Bill lifts time limit for litigation related to fraudulent privatisation
Borisov: Over BGN 30bn worth of assets have been stolen and no one has been punished for it yet
10 November, 2017
A special law is set to change the existing restrictions on the time within which legal proceedings may be brought against the people responsible for the fraudulent privatisation process conducted through worker-management enterprises (a version of staff buy-outs) and under the “one dollar” scheme. The news came after the 6 November session of the ruling coalition's political council. At the meeting, GERB leader and PM Boyko Borisov, his deputy at the helm of the party Tsvetan Tsvetanov, and the leaders of the parties comprising the United Patriots – Vice-PM Valeri Simeonov, Minister of Defence Krasimir Karakachanov and Volen Siderov, agreed to task their respective parliamentary groups with setting up a team of lawyers that will draw up the amendments.
Earlier, on Saturday, Boyko Borisov said that over BGN 30bn worth of assets were stolen during the privatisation and no one has been punished for it so far.
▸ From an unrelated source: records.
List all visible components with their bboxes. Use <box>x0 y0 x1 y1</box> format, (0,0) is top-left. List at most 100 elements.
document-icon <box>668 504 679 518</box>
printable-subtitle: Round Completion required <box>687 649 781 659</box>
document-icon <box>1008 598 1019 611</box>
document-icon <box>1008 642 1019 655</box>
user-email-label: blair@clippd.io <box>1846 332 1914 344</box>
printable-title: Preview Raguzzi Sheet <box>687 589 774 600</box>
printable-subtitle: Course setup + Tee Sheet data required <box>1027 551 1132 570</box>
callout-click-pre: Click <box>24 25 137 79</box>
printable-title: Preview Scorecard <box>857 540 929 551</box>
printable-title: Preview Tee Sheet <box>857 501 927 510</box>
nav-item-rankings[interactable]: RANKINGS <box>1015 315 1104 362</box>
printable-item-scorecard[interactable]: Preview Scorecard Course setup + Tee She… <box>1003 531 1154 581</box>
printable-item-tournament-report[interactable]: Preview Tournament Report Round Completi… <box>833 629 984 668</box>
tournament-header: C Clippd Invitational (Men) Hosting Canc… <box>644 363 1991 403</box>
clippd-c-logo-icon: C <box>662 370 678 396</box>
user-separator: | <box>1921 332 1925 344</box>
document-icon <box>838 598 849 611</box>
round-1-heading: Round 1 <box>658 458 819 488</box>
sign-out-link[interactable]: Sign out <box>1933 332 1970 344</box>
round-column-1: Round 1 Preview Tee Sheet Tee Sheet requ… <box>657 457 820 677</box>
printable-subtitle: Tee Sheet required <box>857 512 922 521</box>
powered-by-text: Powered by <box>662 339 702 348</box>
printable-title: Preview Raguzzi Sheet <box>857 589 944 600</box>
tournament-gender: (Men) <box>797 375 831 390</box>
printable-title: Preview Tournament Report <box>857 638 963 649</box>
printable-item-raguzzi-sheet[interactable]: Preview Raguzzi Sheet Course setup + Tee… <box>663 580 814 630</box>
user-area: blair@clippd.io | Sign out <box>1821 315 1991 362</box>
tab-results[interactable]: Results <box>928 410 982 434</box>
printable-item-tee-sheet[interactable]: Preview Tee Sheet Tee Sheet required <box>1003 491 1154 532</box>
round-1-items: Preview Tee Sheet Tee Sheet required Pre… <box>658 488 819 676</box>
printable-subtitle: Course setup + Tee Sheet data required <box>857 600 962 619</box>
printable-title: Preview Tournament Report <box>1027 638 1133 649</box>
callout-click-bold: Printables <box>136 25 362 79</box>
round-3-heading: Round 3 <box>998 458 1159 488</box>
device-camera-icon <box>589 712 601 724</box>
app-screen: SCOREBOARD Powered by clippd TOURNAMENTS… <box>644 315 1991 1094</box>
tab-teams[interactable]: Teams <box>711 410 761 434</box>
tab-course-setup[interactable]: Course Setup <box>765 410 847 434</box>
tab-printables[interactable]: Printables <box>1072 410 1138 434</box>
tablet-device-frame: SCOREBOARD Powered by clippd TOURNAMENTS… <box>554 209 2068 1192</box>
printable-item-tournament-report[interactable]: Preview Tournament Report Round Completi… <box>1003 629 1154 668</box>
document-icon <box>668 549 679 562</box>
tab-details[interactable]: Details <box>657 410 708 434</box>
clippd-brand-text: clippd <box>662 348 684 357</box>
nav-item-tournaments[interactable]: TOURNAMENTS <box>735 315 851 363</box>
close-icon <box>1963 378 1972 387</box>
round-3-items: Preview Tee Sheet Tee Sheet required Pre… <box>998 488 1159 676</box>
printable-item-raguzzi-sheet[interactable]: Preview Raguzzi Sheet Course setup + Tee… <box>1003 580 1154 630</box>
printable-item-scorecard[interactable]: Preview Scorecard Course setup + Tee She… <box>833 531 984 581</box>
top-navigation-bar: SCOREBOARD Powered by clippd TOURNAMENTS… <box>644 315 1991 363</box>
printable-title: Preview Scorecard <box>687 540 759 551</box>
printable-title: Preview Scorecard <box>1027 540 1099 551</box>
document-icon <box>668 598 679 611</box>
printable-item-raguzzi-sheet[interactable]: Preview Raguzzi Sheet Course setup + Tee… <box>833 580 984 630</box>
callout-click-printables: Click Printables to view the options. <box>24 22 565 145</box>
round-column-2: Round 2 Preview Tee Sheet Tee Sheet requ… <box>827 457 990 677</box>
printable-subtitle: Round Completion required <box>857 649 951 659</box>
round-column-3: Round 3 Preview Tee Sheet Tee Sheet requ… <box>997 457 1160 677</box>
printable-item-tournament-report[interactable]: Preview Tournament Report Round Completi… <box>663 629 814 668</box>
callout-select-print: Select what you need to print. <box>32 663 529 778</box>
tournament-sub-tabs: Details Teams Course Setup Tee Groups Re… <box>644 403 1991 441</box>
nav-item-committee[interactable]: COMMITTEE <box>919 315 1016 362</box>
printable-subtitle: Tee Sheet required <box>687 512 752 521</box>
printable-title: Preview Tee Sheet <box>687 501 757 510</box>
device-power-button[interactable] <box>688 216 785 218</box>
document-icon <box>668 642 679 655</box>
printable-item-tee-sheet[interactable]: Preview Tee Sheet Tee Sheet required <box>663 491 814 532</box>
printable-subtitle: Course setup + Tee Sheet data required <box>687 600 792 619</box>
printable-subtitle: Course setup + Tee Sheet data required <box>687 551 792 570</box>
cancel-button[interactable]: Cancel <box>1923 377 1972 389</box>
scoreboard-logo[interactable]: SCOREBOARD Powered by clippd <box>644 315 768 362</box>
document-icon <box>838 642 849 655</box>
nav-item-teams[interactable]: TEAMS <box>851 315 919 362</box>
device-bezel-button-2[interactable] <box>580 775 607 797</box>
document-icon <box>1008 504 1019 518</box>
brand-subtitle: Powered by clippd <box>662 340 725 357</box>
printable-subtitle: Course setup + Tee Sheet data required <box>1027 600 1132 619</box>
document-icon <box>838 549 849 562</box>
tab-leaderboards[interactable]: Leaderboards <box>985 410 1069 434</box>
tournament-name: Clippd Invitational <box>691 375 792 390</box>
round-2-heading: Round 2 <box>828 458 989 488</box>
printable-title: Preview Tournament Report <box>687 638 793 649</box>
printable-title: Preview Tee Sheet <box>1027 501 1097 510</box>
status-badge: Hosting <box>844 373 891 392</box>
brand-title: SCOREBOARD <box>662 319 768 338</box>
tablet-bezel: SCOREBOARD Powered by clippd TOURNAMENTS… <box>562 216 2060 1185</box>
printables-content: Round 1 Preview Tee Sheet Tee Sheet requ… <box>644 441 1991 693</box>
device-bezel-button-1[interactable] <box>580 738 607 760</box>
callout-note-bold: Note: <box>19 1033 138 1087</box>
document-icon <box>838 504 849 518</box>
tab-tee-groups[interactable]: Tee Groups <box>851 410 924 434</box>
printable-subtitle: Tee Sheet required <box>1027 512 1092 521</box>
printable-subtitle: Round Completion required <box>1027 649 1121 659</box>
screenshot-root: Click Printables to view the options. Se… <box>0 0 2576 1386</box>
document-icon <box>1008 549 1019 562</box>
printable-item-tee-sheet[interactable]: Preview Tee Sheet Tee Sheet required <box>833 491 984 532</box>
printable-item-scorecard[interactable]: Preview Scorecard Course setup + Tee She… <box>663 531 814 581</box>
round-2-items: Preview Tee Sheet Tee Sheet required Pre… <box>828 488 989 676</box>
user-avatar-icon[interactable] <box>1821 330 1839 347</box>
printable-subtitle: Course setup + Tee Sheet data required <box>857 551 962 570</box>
Following the meeting, Valeri Simeonov noted that the time limit for litigation will be changed so that all privatisation deals struck since the cabinets of Zhan Videnov and Ivan Kostov can be reviewed.
According to Simeonov, the audit will cover the privatisation contracts as well as the post-privatisation control and the buyers' actions. Under scrutiny will be the destruction or running into the ground of profitable manufacturers, including exporters. “Let us see if anyone will dare to vote against such a bill on the parliamentary floor,” he remarked.
“The time has come for someone to pay the price for the open robbery,” read a Facebook post by Volen Siderov. The inspection of the privatisation process will finally help to hold accountable at least some of the people responsible for the monumental defrauding of the Bulgarian state.
The privatisation deals with which Ivan Kostov and his circle of cronies committed a massive bloodletting of the country's economy have been well-documented. One of Kostov's staples was a scheme stealing state-owned assets through worker-management enterprises. It was thanks to these shady transactions, exploiting the privileges those enterprises enjoyed, that oligarchs such as Ivo Prokopiev and Ognyan Donev got their business empires for cents on the dollar – the former was essentially gifted the mining company Kaolin and the latter got Sopharma and became a pharmaceutical giant.
Besides fighting the fraudulent privatisation, the leaders of the ruling coalition's parties discussed the recently introduced 2018 public budget bill, which is to be voted at first reading on Wednesday and Thursday.
The coalition's political council also looked at potential regulatory changes aimed at improving tourist service and ensuring tourists' peace of mind. Other items on the meetings' agenda were proposed amendments to the Black Sea Coast Spatial Development Act, the Single Tourism Information System, and new noise level limitations for summer and winter resorts. Proposals regarding temporary commercial outlets on the beaches were also discussed. The meeting participants noted that the cabinet's four-year government plan has been progressing on schedule and that the coalition's parliamentary majority is stable.